Applying AI in the medical field is becoming more prevalent and its applications widespread. Nevertheless, there is a long road ahead for any AI system to gain trust by hospitals and for its doctors to use the predictions or insights generated without reserve.
In 2024, a prominent university hospital approached GoFlek for a pilot project to help understand its Cardiac Arrest Emergency Registry (CAER) data which is gathered from trauma cases admitted to hospital emergency. The sample CAER data given had a single target variable (patient survival) and 30 input variables ranging from patient condition at admission, vital signs as well as treatment given over a two days’ period.
The hospital had two main objectives from the pilot project:
- Comparing its overall current practice to an AI system that can “mechanically” predict outcome or automatically find insights like associations or influencers in the data.
- Running WHAT-IF simulation cases and comparing doctors’ recommendation or predictions with those of the system under different scenarios.
The sample two years' data was anonymized during implementation and analysis.
Hospital ... tight spot
The hospital had been for a few years looking at the AI field and searching for a ML system that allow users to run exploration, discovery and prediction tasks, all at the same time and without the need to build different models or retrain them for various scenarios or activities. In other word, one model fits all.

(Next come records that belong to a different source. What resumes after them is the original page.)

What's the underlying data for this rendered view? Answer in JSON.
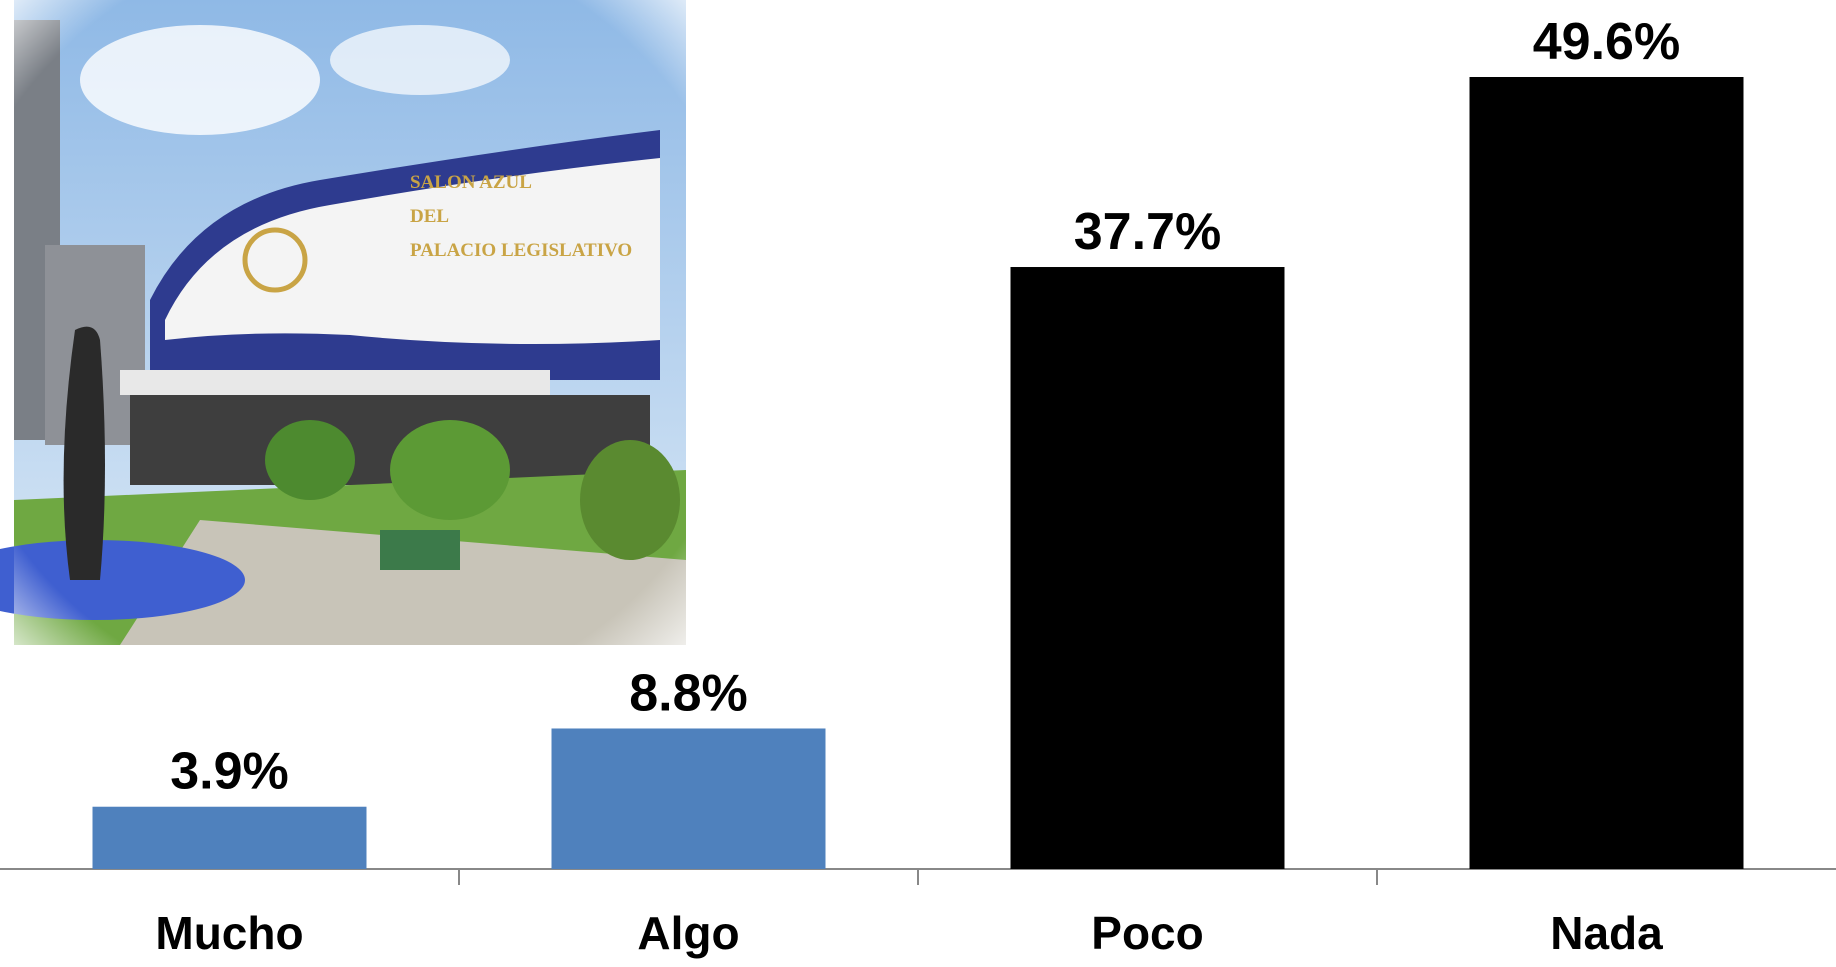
{
  "chart_data": {
    "type": "bar",
    "categories": [
      "Mucho",
      "Algo",
      "Poco",
      "Nada"
    ],
    "values": [
      3.9,
      8.8,
      37.7,
      49.6
    ],
    "value_labels": [
      "3.9%",
      "8.8%",
      "37.7%",
      "49.6%"
    ],
    "colors": [
      "#4f81bd",
      "#4f81bd",
      "#000000",
      "#000000"
    ]
  },
  "photo_sign": [
    "SALON AZUL",
    "DEL",
    "PALACIO LEGISLATIVO"
  ]
}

Most importantly, they wanted an “open box” like system that can trace back the probabilistic computations, and where the doctors or analysts can peek and understand how a prediction or a discovery came about. After all, the whole reason for the pilot exercise is to increase trust in AI, gain firsthand experience in the technology, as well as to assess technical complexities for future projects.
GoFlek ... to rescue
For GoFlek this was a great pilot project to run its novel Flek Machine in the medical field. Moreover, it was an opportunity to put to the test its FlekML Engine that was especially designed for this sort of multi–use case: running predictions tasks while at the same time allowing users to collaborate and interact with the same model for exploration or discovery purposes.
Flek Analytics … results
Overall, the pilot project was a success and the probabilistic model built by Flek was able to generate insights or make predictions that confirmed what the doctors expected for about 85% of the cases.
For example, Flek discovered that there is a strong association between the death of a cardiac arrest patient and the number of shocks given as well as whether his heart failed due to asystole. Additionally, being a male patients and not given a shock while presumed cardiac had a great influence on whether the patient died. All these insights and others, were remarkable from the hospital’s perspective because our ML engine did not have any prior medical knowledge or “experience” in the medical field.
Moreover, and from the hospital's view point, the project was also a success because the data analysts and the doctors could easily interact with the system using a variety of WHAT-IF scenarios. Chiefly, checking patient survival under different conditions such as: if the patient was admitted with a known heart condition or if she was transported via an ambulance or if given a specific treatment in the first hour of admission. These parameters and many others were tweaked and used to run different simulation cases.
The entire project took about 3 weeks to complete, including data cleaning and transformation, and then 1 week for WHAT-IF sessions and another for insight validation with the doctors at the hospital.